Pointers store the (starting) address of a variable or file. A file name or variable name is just
the for-humans-readable symbolic form of this address.
Example about pointers:
E.g. in skin set 2 the upper right wing texture is expected to be named e.g. 1234.dds.
What we do to change the skin in game, is overwrite 1234.dds; because the game expects the upper right wing texture to be named that way,
the pointer to (= file name of) the texture is fixed apparently.
Instead, we could change the pointer to the texture and say that the upper right wing texture to be used is now to be found at a different address,
in e.g. newupperrightwing.dds instead of 1234.dds.
No need to overwrite an existing file, just link the “right wing” in the skin set to a different texture.
The texture is found in two steps: the game goes to look for the right wing texture, it finds reads the pointer to it(which you can adapt)
to the location of the texture, it follows that pointer and uses the texture at that location were it was pointed to.

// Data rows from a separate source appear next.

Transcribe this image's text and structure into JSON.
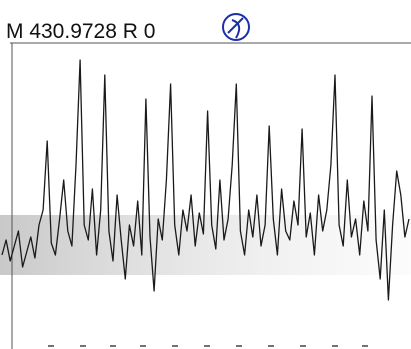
{
  "chart_data": {
    "type": "line",
    "title": "M 430.9728  R 0",
    "color": "#1a1a1a",
    "xlim": [
      0,
      99
    ],
    "ylim": [
      0,
      100
    ],
    "values": [
      30,
      35,
      28,
      33,
      38,
      26,
      31,
      36,
      29,
      40,
      45,
      68,
      34,
      30,
      42,
      55,
      38,
      33,
      60,
      95,
      40,
      35,
      52,
      30,
      45,
      90,
      38,
      28,
      50,
      35,
      22,
      40,
      33,
      48,
      30,
      82,
      36,
      18,
      42,
      35,
      55,
      87,
      40,
      30,
      45,
      38,
      50,
      33,
      44,
      37,
      78,
      40,
      32,
      55,
      35,
      42,
      60,
      87,
      38,
      30,
      45,
      36,
      50,
      33,
      40,
      73,
      42,
      30,
      52,
      38,
      35,
      48,
      40,
      72,
      36,
      44,
      30,
      50,
      38,
      45,
      60,
      90,
      40,
      33,
      55,
      36,
      42,
      30,
      48,
      38,
      83,
      35,
      22,
      45,
      15,
      40,
      58,
      50,
      36,
      42
    ]
  }
}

This does not change anything for the game itself, it just needs to look at the location where you said that the right wing is, newupperrightwing.dds.
Then you could have e.g. newupperrightwing.dds, newupperrightwing_v2.dds, newupperrightwing_v3.dds and so on,
and just switch to a new right wing by changing the file name the game needs to look for.
Long story short, you then only have to change the pointer to the texture, not the texture itself.
Then you could e.g. delete all but one F16C skin sets, and make all F-16C’s look the same,
or store hundreds of skin sets and change to a different skin set at will or even combine parts of different skin sets together.
But now, it seems to appear as if the file names for the textures are be “hard coded”
(=litteraly using “1234.dds” in the code instead of a variable named e.g. “right_wing_file” which contains the
filename of the file that contains the right wing texture and is adjustable by the user, “right_wing_file” is the adjustable pointer, “1234.dds” is the fixed pointer),
meaning the game will e.g. always look for e.g. “1234.dds” to find the right wing,
so we are left with no other option than to overwrite this dds, and then shared dds-files limit the flexibility.
This could be annoying and maybe the code was just not made with this in mind, but I don’t mean to whine about this, BMS is awesome.